Students can either create their own bowl by choosing from a list of toppings, or opt for the Mighty Ram Bowl that includes banana, strawberry, pineapple, chia seeds, kiwi, granola and honey.
A small, 12 ounce (five gram) Mighty Ram costs $8.99 , while a larger 16 ounce (eight gram) version will set you back $10.99. If you want to create your own bowl, the base costs $4.99 for a 12 ounce and $6.99 for a 16 ounce, while toppings range from 99 cents to $1.49.
Fordham, along with most of the western world, sources their açaí through Sambazon, which claims to practice “next level sustainability.”
According to an article in The New York Times Magazine, Sambazon makes good on its commitment to help the farmers of Brazil.
The article, titled “The Superfood Gold Rush” by Jamie Lauren Keiles, said Sambazon has cornered the açaí export market by paying a guaranteed minimum price to harvesters in order to protect wages from dipping too low.
Fair Trade practices are not just marketing buzzwords for the company. Keiles further reports that, according to a sustainability study, workers along Sambazon’s vertical supply chain can earn up to three times what the average Brazilian takes home.
Sambazon even reinvests back into the local Brazilian communities where it sources it fruit, building schools, doctor’s offices and water filtration systems, according to its website.
Here at Fordham, however, Sambazon replaced Jamba Juice, an establishment that some students are disappointed to see go.

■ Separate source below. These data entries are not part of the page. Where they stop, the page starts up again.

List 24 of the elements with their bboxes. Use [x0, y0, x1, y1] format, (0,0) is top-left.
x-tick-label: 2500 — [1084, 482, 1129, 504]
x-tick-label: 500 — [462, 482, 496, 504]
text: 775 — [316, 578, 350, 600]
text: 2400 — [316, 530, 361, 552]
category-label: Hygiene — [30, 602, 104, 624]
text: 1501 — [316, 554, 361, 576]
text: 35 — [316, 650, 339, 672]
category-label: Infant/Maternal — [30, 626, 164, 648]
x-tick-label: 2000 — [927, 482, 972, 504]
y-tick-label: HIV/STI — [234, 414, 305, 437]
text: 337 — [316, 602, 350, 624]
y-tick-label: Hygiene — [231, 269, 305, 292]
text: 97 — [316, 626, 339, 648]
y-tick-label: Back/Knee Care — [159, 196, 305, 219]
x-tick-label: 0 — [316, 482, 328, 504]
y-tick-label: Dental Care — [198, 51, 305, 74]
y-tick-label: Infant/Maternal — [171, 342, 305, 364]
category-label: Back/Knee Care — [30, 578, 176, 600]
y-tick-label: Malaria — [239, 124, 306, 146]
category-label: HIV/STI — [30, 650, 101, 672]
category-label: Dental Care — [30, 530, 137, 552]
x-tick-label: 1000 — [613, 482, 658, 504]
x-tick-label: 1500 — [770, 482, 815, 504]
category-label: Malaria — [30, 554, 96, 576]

“I liked the variety of smoothies and the different options,” said Paige Kowal, FCRH ’21. “Now, I haven’t even been to the açaí bowl place.”

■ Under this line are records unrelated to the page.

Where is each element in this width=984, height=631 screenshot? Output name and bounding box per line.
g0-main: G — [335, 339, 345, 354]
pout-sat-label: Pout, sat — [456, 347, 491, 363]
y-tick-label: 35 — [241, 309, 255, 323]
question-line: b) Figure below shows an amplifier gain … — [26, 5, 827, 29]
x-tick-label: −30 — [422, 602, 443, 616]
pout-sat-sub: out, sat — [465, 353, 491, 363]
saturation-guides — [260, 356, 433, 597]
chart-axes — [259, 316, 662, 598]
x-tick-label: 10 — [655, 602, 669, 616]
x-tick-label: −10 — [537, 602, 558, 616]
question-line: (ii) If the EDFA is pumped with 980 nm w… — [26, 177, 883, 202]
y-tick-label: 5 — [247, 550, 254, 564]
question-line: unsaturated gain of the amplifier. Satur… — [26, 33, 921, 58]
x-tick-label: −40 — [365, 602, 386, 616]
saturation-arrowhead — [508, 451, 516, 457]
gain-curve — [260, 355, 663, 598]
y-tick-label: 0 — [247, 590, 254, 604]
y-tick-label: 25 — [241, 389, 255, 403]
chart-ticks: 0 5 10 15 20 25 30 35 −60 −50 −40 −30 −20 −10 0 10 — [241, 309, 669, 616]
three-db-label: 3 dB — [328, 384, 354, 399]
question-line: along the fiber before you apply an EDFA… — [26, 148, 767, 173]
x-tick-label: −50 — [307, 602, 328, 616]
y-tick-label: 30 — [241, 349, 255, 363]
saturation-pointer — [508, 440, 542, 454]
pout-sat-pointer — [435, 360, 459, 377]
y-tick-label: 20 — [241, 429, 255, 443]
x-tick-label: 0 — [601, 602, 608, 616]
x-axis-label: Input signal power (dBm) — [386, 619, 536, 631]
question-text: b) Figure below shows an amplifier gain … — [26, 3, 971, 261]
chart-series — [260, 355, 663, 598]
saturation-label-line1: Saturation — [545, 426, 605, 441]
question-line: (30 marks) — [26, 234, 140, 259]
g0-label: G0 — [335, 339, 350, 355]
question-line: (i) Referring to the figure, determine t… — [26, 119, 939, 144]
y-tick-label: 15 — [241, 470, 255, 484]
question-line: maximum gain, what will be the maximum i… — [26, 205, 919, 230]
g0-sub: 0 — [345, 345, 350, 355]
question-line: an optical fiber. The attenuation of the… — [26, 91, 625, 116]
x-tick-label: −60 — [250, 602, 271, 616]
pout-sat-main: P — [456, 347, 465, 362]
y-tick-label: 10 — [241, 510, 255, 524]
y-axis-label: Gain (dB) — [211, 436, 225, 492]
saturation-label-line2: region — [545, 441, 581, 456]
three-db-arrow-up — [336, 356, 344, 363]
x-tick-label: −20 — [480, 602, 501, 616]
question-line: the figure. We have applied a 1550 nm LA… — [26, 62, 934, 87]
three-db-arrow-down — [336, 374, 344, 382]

Deming Yaun, Fordham’s University dining contract liaison, said bringing brands such as Starbucks, Jamba Juice (at Rose Hill), Freshens (at Lincoln Center) and now Sambazon is a process that involves students, specifically those on the United Student Government (USG) Food Committee. After a tasting, the students on the committee were in favor of bringing Sambazon to campus.

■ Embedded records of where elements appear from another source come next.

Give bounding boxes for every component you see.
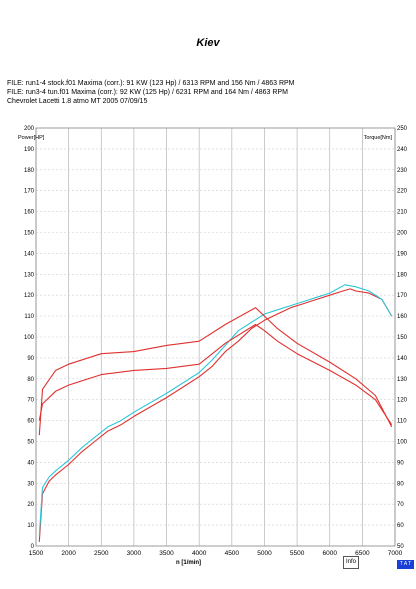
x-tick-label: 3500 [159,550,174,557]
x-tick-label: 7000 [388,550,403,557]
y-left-tick-label: 190 [24,147,35,153]
y-left-tick-label: 180 [24,168,35,174]
y-left-tick-label: 130 [24,272,35,278]
chart-title: Kiev [196,37,220,49]
y-right-tick-label: 250 [397,126,408,132]
y-right-tick-label: 50 [397,544,404,550]
file-line-stock: FILE: run1-4 stock.f01 Maxima (corr.): 9… [7,80,295,87]
vehicle-line: Chevrolet Lacetti 1.8 atmo MT 2005 07/09… [7,98,148,105]
series-line-power_tuned [38,284,393,536]
y-left-tick-label: 0 [31,544,35,550]
x-tick-label: 2500 [94,550,109,557]
y-left-tick-label: 40 [27,460,34,466]
y-right-tick-label: 80 [397,481,404,487]
y-left-tick-label: 60 [27,419,34,425]
y-right-tick-label: 230 [397,168,408,174]
y-left-tick-label: 170 [24,189,35,195]
file-line-tuned: FILE: run3-4 tun.f01 Maxima (corr.): 92 … [7,89,288,96]
y-right-tick-label: 100 [397,440,408,446]
y-left-tick-label: 110 [24,314,34,320]
y-right-tick-label: 140 [397,356,408,362]
tat-logo: T A T [397,560,414,569]
series-line-torque_stock [38,323,393,426]
y-right-tick-label: 200 [397,231,408,237]
x-tick-label: 6000 [322,550,337,557]
y-right-tick-label: 210 [397,210,408,216]
x-tick-label: 1500 [29,550,44,557]
y-right-tick-label: 70 [397,502,404,508]
y-right-tick-label: 170 [397,293,408,299]
y-left-tick-label: 20 [27,502,34,508]
y-right-tick-label: 240 [397,147,408,153]
x-tick-label: 5500 [290,550,305,557]
y-left-tick-label: 120 [24,293,35,299]
x-tick-label: 2000 [61,550,76,557]
y-right-tick-label: 220 [397,189,408,195]
y-right-tick-label: 190 [397,251,408,257]
y-right-tick-label: 120 [397,398,408,404]
y-right-tick-label: 90 [397,460,404,466]
y-left-tick-label: 80 [27,377,34,383]
y-left-tick-label: 100 [24,335,35,341]
y-left-tick-label: 10 [27,523,34,529]
plot-frame [35,127,396,547]
y-right-tick-label: 110 [397,419,407,425]
series-line-torque_tuned [38,307,393,436]
x-tick-label: 5000 [257,550,272,557]
y-right-tick-label: 150 [397,335,408,341]
y-right-tick-label: 60 [397,523,404,529]
y-left-tick-label: 30 [27,481,34,487]
y-left-tick-label: 90 [27,356,34,362]
x-tick-label: 6500 [355,550,370,557]
y-left-axis-label: Power[HP] [18,135,45,141]
x-tick-label: 4000 [192,550,207,557]
info-button[interactable]: Info [343,556,359,569]
x-axis-label: n [1/min] [176,560,201,566]
series-line-power_stock [38,288,393,542]
y-left-tick-label: 150 [24,231,35,237]
y-right-tick-label: 160 [397,314,408,320]
y-left-tick-label: 160 [24,210,35,216]
y-right-axis-label: Torque[Nm] [364,135,393,141]
y-right-tick-label: 180 [397,272,408,278]
y-right-tick-label: 130 [397,377,408,383]
y-left-tick-label: 140 [24,251,35,257]
y-left-tick-label: 200 [24,126,35,132]
y-left-tick-label: 70 [27,398,34,404]
x-tick-label: 4500 [225,550,240,557]
x-tick-label: 3000 [127,550,142,557]
y-left-tick-label: 50 [27,440,34,446]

“The health factor was a big positive with the Food Committee,” Yaun said
He said his biggest concern was that the açaí base comes in only one flavor, but both the company and members of the dining committee convinced him the toppings would provide enough variety.
Students are also unhappy about the price of the bowls, which can only be purchased with cash or DCB, not a meal swipe.
“They are expensive wherever they are,” Yaun said. “The research out on the açaí berry is so positive it’s creating demand, and when demand is created the price is going to go up. They are also committed to Fair Trade, living wage and things like that.”
As for using meal swipes for açaí bowls, that’s probably not going to happen.
“We knew from day one that the Sambazon product does not fit the business model for exchange,” Yaun said.
Some students also seemed confused over whether to eat an açaí bowl as a meal, snack or dessert. Simeone said that the bowls can be eaten at any time throughout the day.
“From a calorie perspective, most bowls can be considered as a meal; however, our daily caloric needs vary from person to person.” she said. “For some individuals, a bowl may be a great post-workout snack.”
Despite the price, many students have responded positively to the new option. Cathrine Mercanti, GSB ’19, said she grabbed her first açaí bowl after working out. She said she was pleasantly surprised by the bowls.
“I would treat them as a meal; it’s almost like having a smoothie for a meal,” she said.
Grant Hasings, GSB ’21, said he goes whenever he can.
“It’s a great addition to Fordham Dining,” he said. “It’s a little expensive, but definitely worth it to have fresh fruit and a good meal.”
Yaun said a hot food counter and possible renovation might be in the future for Urban Kitchen. He also said promotions at Starbucks and Sambazon could be offered to drive sales in advance of the holidays.